Programm
19. Symposium des Mediävistenverbandes in Würzburg, 05.–08.03.2023
Normen und Ideale
Jede Kultur kennt Regularien, die in unterschiedlicher Verbindlichkeit das Zusammenleben ordnen. Ihren Ausdruck finden sie in den verschiedensten Medien, in religiösen und in Gesetzestexten, aber auch in der Bildenden Kunst, in der Literatur, im philosophischen Diskurs. Die Bandbreite reicht von religiösen, kirchlichen und weltlichen Gesetzestexten über Verhaltensnormen (etwa Tugendkataloge) und Vorstellungen vom guten Leben bis zu Vorstellungen etwa des idealen Königs oder des "idealen Schönen". Für alle Arten von Kunst gilt, dass sich die Autoren an Wertmaßstäben orientieren, diese bestätigen und gegebenenfalls auch zur Diskussion stellen.

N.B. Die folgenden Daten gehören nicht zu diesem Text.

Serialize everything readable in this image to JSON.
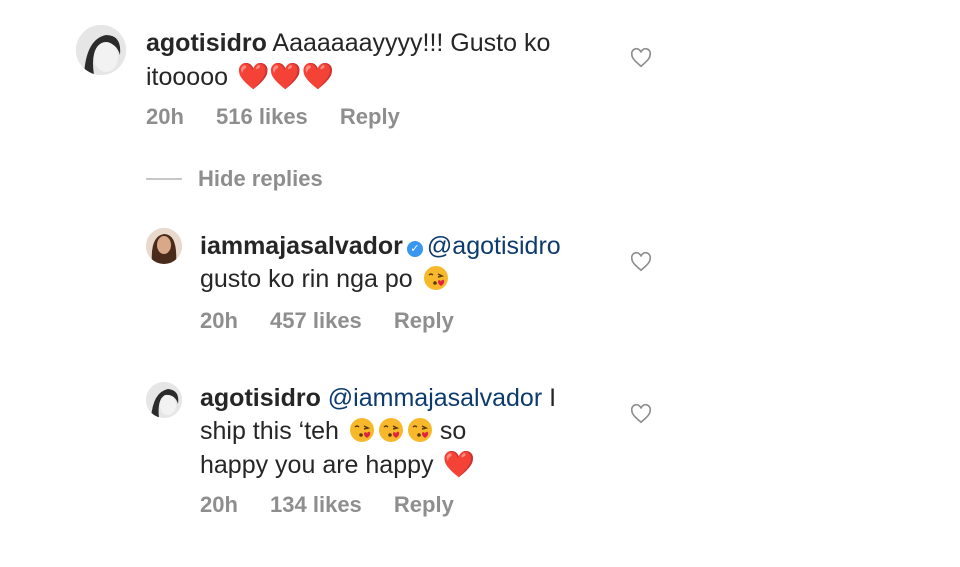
{
  "comments": [
    {
      "username": "agotisidro",
      "text": "Aaaaaaayyyy!!! Gusto ko itooooo",
      "emojis": "heart heart heart",
      "time": "20h",
      "likes": "516 likes",
      "reply": "Reply"
    }
  ],
  "hide_replies": "Hide replies",
  "replies": [
    {
      "username": "iammajasalvador",
      "verified": true,
      "mention": "@agotisidro",
      "text": "gusto ko rin nga po",
      "time": "20h",
      "likes": "457 likes",
      "reply": "Reply"
    },
    {
      "username": "agotisidro",
      "mention": "@iammajasalvador",
      "text_1": "I",
      "text_2": "ship this ‘teh",
      "text_3": "so",
      "text_4": "happy you are happy",
      "time": "20h",
      "likes": "134 likes",
      "reply": "Reply"
    }
  ],
  "icons": {
    "like": "heart-outline-icon",
    "verified": "verified-badge-icon",
    "heart_emoji": "red-heart-emoji",
    "kiss_emoji": "face-blowing-kiss-emoji"
  },
  "colors": {
    "text": "#262626",
    "meta": "#8e8e8e",
    "mention": "#0d3b6e",
    "verified": "#3897f0",
    "heart": "#e0213f"
  }
}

Solche Regularien und Wertmaßstäbe schlagen sich in Verhaltensnormen nieder, die Verstöße gegen das erwartete Verhalten verhindern sollen und diese mit Sanktionen belegen. Die normgebenden Instanzen sind vielfältig und oft in ihrem Ursprung nicht zu fassen. Religiöse Normen berufen sich auf den göttlichen Willen, wie er in den heiligen Schriften festgehalten oder von autorisierten Personen aus diesen hergeleitet wird. Soziale Normen sind das Ergebnis langer gesellschaftlicher Entwicklungen. Juristisch relevante Normen als ein Bereich sozialer Regeln beschreiben Verhaltenserwartungen, die in einer gegebenen Gesellschaft zur Konfliktlösung oder Konfliktvermeidung herangezogen werden. Ästhetische Normen können als ein weiterer Bereich der gesellschaftlichen Regeln angesehen werden. Ihre Herausbildung und Veränderung hängt auch von regionalen Gegebenheiten ab, die Einbindung in einen liturgischen Kontext beeinflusst sie ebenso wie die Verwendung bestimmter Materialien in bestimmten Epochen.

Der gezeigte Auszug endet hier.